Probably one of the greatest contributions that Lil Peep gave to modern music was an extreme ability to blend genres. As seen in the film, “Lil Peep: Everybody’s Everything,” there was a great deal going on in the young performer’s life. His mix of emo and rap, or his use of alternative r&b, trap music, and other less frequently heard forms made him popular with people who wanted songs that were real, contemporary and not like everything else.
“Everybody’s Everything”: unanswered unsettling questions
Watching “Everybody’s Everything” viewers get a sense that Lil Peep (born Gustav Elijah Ahr) was subject to some mistreatment by his father. In one sense, it is understandable that the family might want to keep the details of the abuse (?) secret, as Lil Peep did not detail it while he was alive. However, because it was alluded multiple times throughout the film, audiences couldn’t help but wonder what happened.

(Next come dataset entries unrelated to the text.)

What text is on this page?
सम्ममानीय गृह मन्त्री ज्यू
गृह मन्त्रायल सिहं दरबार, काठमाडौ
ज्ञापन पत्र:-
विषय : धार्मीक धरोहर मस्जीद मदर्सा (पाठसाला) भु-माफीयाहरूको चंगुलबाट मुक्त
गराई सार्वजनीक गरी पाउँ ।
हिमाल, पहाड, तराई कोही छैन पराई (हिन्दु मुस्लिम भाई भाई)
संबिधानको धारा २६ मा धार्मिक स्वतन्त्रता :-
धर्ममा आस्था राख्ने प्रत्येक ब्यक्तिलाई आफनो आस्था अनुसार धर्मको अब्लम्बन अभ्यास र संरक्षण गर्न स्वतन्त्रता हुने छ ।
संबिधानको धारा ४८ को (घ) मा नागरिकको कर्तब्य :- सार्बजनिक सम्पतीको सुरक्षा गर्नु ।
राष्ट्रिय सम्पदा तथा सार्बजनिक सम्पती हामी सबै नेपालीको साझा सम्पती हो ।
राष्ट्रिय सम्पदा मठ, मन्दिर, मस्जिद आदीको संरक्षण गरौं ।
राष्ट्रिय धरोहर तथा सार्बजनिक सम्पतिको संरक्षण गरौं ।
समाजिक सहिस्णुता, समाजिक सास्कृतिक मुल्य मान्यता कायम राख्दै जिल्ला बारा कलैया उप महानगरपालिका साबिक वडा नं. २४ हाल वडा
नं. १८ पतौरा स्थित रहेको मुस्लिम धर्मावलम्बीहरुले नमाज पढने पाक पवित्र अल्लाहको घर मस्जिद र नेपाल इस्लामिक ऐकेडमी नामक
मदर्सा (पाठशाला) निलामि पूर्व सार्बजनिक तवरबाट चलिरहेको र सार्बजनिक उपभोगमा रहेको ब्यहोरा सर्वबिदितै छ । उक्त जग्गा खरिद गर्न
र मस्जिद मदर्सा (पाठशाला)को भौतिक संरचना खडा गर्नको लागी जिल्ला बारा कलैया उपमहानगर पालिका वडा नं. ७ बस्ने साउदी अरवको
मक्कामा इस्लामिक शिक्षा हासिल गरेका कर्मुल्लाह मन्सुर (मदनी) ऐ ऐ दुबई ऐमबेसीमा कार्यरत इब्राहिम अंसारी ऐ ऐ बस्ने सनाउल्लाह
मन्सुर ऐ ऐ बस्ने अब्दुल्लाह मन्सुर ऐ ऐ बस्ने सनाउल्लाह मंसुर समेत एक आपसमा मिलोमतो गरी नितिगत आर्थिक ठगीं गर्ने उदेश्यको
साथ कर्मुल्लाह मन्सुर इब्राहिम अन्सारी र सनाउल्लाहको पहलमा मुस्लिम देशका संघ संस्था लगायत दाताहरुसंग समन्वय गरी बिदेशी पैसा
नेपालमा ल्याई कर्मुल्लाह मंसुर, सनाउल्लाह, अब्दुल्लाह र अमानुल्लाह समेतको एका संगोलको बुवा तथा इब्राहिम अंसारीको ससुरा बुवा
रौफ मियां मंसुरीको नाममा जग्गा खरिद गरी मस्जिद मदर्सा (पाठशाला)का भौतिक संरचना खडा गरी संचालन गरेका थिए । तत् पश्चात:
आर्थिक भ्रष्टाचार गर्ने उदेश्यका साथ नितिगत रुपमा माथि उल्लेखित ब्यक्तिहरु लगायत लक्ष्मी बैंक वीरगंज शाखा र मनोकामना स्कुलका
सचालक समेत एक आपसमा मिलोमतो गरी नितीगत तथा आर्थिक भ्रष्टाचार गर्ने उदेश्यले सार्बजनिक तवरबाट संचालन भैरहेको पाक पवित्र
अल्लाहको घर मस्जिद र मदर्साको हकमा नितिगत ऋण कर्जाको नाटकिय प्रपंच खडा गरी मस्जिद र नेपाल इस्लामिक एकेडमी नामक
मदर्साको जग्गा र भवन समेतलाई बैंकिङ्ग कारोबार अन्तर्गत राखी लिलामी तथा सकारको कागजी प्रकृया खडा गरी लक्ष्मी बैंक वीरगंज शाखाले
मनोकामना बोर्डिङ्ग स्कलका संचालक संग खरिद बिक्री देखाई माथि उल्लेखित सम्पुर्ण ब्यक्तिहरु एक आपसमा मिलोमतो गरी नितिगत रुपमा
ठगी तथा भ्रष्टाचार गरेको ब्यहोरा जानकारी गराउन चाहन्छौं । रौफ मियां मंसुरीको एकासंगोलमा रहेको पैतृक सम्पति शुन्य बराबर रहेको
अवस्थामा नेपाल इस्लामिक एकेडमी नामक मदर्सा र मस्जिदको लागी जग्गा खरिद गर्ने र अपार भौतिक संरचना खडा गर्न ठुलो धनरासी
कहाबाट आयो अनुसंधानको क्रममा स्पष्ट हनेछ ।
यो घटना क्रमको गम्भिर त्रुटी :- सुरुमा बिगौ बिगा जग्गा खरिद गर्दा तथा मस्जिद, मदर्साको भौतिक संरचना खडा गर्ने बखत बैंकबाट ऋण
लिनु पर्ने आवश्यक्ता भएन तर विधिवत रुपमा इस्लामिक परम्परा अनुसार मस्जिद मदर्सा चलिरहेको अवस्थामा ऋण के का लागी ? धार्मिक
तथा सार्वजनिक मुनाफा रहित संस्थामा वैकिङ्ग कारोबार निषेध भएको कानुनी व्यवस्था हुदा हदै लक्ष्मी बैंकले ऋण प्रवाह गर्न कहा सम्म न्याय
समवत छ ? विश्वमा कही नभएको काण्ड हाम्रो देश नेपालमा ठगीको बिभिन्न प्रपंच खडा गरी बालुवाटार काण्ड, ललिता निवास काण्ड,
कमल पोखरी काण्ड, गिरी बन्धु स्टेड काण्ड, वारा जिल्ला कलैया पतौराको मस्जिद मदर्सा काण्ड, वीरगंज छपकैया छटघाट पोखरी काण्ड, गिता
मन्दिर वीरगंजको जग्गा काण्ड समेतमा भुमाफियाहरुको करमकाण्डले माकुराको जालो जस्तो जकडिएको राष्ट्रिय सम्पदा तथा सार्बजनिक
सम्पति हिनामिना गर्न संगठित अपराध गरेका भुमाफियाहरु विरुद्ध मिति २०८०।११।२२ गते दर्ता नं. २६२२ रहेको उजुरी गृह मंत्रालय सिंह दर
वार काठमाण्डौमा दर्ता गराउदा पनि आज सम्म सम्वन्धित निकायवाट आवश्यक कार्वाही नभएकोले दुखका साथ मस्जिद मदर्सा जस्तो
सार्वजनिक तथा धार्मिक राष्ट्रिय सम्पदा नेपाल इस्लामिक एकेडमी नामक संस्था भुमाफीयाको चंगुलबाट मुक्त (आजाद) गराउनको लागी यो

Significant narration in the film is done by Lil Peep’s grandfather is historian John Womack, Jr. His remembrances of his grandson are at once startling in their imagistic and emotional clarity, and sometimes funny. He recalls that Lil Peep (or Gus, as he referred to the late rapper) might have been scarred by his father. This narration is accompanied by onscreen home video footage, showing the rapper as a baby, toddler and little boy. He is filmed and held by his father, and so the insinuation that something bad happened between the two, is sad. Womack also recalls things like Gus’ walk. He begins to laugh as he tried to describe it. The onscreen images does the work for him. Footage of his walk as a small child are juxtaposed with his onstage walk, and viewers can see that it is the same ambulation. At this point in the documentary, Lil Peep has died, and so the comparison of him as a child with him as an adult is poignant. There was something child-like that remained with him. Maybe that is was drew hordes of young people to him.
Lil Peep was the darling of fashion designers and was featured in magazines. This was after his music put him on the cutting edge of contemporary music. His song “Beamer Boy” seemingly drove crowds crazy. Other talented and very young musicians clamored to work with him, and almost everyone else just wanted to hang out with him.
After Lil Peep’s death, his friends and co-collaborators seemed to turn on each other. They seemed to need for someone to be responsible for the rapper’s fentanyl overdose. Perhaps it was a natural reaction to grief. The responses can make viewers uncomfortable. And maybe that is why it is important to watch “Everybody’s Everything.” It is a portrait of fame, of a young man in pain, and an industry and culture that loves the next new face, even if they do not understand who he is.
“Everybody’s Everything” is essential viewing for anyone interested in contemporary music culture, regardless of what music genres he or she is drawn to. The film humanizes Lil Peep beyond the headlines, and shows the world why Gus is so badly missed by those who really knew him.